JUMPING ON THE GRAVEL-FRIENDLY DRIVETRAINS
So, what exactly is a gravel bike? Like we’ve said, it’s basically just a road bike with room to run bigger tires. You can also expect to find different frame geometries (longer wheelbase and slacker angles), added bottle mounts, fender and rack mounts, and much lower gearing to allow for efficient pedaling for slow-speed sections and climbing. In fact, suspension can now also be added to the list.
Take a look at the latest gravel bike drivetrain options that are built to handle the road less traveled.
Rotor has two 1x options that both utilize their 13-speed derailleur and shifter. Even more wild is that the shifts are actuated by hydraulic fluid. For those going all-in on 13-speeds, you will need to also use their hub to accommodate all the cogs. If you would rather not switch hubs, the system can be bumped down to 12-speeds on the same shifter and derailleur. Rotor offers four cassette options for both that each top out with a 52t gear. A full group uses Magura hydro disc brakes. Don’t forget that Rotor also offers a vast lineup of cranks to choose from as well.
Unlike Campy and Shimano, SRAM has never designated any drivetrain as “gravel-specific”, but they definitely paved the way with their 1x offerings years ago. While all types of gearing options are available—1x, 2x, mechanical, electric, short cage and long cage—SRAM stands alone with the “mullet” drivetrain that mimics the low-gear capacity used on mountain bikes. Currently in the lineup is the “wide” variant of options, which includes a 2.5mm-wider offset front derailleur, as well as Red and Force rear derailleurs that accommodate the 10-36 cassette for 2x setups. Word on the street is that by summer, something “gravel-specific” might be coming down the pipe.

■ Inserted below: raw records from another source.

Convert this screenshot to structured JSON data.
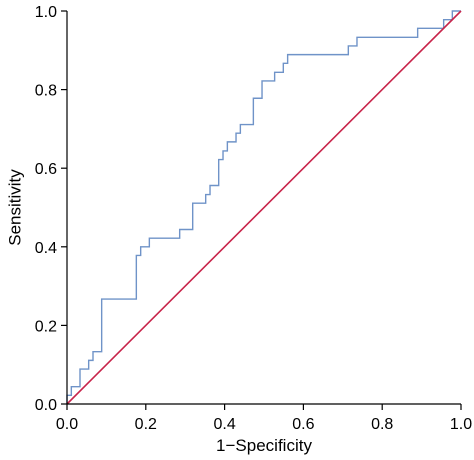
{
  "chart_data": {
    "type": "line",
    "title": "",
    "xlabel": "1−Specificity",
    "ylabel": "Sensitivity",
    "xlim": [
      0,
      1
    ],
    "ylim": [
      0,
      1
    ],
    "x_ticks": [
      "0.0",
      "0.2",
      "0.4",
      "0.6",
      "0.8",
      "1.0"
    ],
    "y_ticks": [
      "0.0",
      "0.2",
      "0.4",
      "0.6",
      "0.8",
      "1.0"
    ],
    "grid": false,
    "legend": "none",
    "series": [
      {
        "color": "#6f93c8",
        "points": [
          [
            0.0,
            0.0
          ],
          [
            0.0,
            0.022
          ],
          [
            0.011,
            0.022
          ],
          [
            0.011,
            0.044
          ],
          [
            0.033,
            0.044
          ],
          [
            0.033,
            0.089
          ],
          [
            0.055,
            0.089
          ],
          [
            0.055,
            0.111
          ],
          [
            0.066,
            0.111
          ],
          [
            0.066,
            0.133
          ],
          [
            0.088,
            0.133
          ],
          [
            0.088,
            0.267
          ],
          [
            0.176,
            0.267
          ],
          [
            0.176,
            0.378
          ],
          [
            0.187,
            0.378
          ],
          [
            0.187,
            0.4
          ],
          [
            0.209,
            0.4
          ],
          [
            0.209,
            0.422
          ],
          [
            0.286,
            0.422
          ],
          [
            0.286,
            0.444
          ],
          [
            0.319,
            0.444
          ],
          [
            0.319,
            0.511
          ],
          [
            0.352,
            0.511
          ],
          [
            0.352,
            0.533
          ],
          [
            0.363,
            0.533
          ],
          [
            0.363,
            0.556
          ],
          [
            0.385,
            0.556
          ],
          [
            0.385,
            0.622
          ],
          [
            0.396,
            0.622
          ],
          [
            0.396,
            0.644
          ],
          [
            0.407,
            0.644
          ],
          [
            0.407,
            0.667
          ],
          [
            0.429,
            0.667
          ],
          [
            0.429,
            0.689
          ],
          [
            0.44,
            0.689
          ],
          [
            0.44,
            0.711
          ],
          [
            0.473,
            0.711
          ],
          [
            0.473,
            0.778
          ],
          [
            0.495,
            0.778
          ],
          [
            0.495,
            0.822
          ],
          [
            0.527,
            0.822
          ],
          [
            0.527,
            0.844
          ],
          [
            0.549,
            0.844
          ],
          [
            0.549,
            0.867
          ],
          [
            0.56,
            0.867
          ],
          [
            0.56,
            0.889
          ],
          [
            0.714,
            0.889
          ],
          [
            0.714,
            0.911
          ],
          [
            0.736,
            0.911
          ],
          [
            0.736,
            0.933
          ],
          [
            0.89,
            0.933
          ],
          [
            0.89,
            0.956
          ],
          [
            0.956,
            0.956
          ],
          [
            0.956,
            0.978
          ],
          [
            0.978,
            0.978
          ],
          [
            0.978,
            1.0
          ],
          [
            1.0,
            1.0
          ]
        ]
      },
      {
        "color": "#c8244a",
        "points": [
          [
            0,
            0
          ],
          [
            1,
            1
          ]
        ]
      }
    ]
  }
}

Shimano hit the market with the first dedicated gravel drivetrain lineup under the GRX insignia. There are a few options—from 11-speed to 10-speed variants, as well as mechanical and electronic Di2 versions on 11-speed. The system closely resembles their Ultegra and 105 road parts but with slight modifications. Enlarged brake blades and wider-stance front derailleurs are the most noteworthy, as well as the addition of a gravel-specific clutch to minimize chain slap.
The world’s oldest component maker is also the newest to the gravel game with their 13-speed/1x Ekar drivetrain. Ekar features three cassette options: 9-36t, 9-42t and 10-44t. Up front there are four chainring options—38, 40, 42 and 44. The cranks also have a narrow 145.5mm Q-factor. Probably our most noted feature is the new thumb-shifter design that adds a textured element, as well as a new C-shaped, dual-position trigger to Campy’s independent dual-control layout.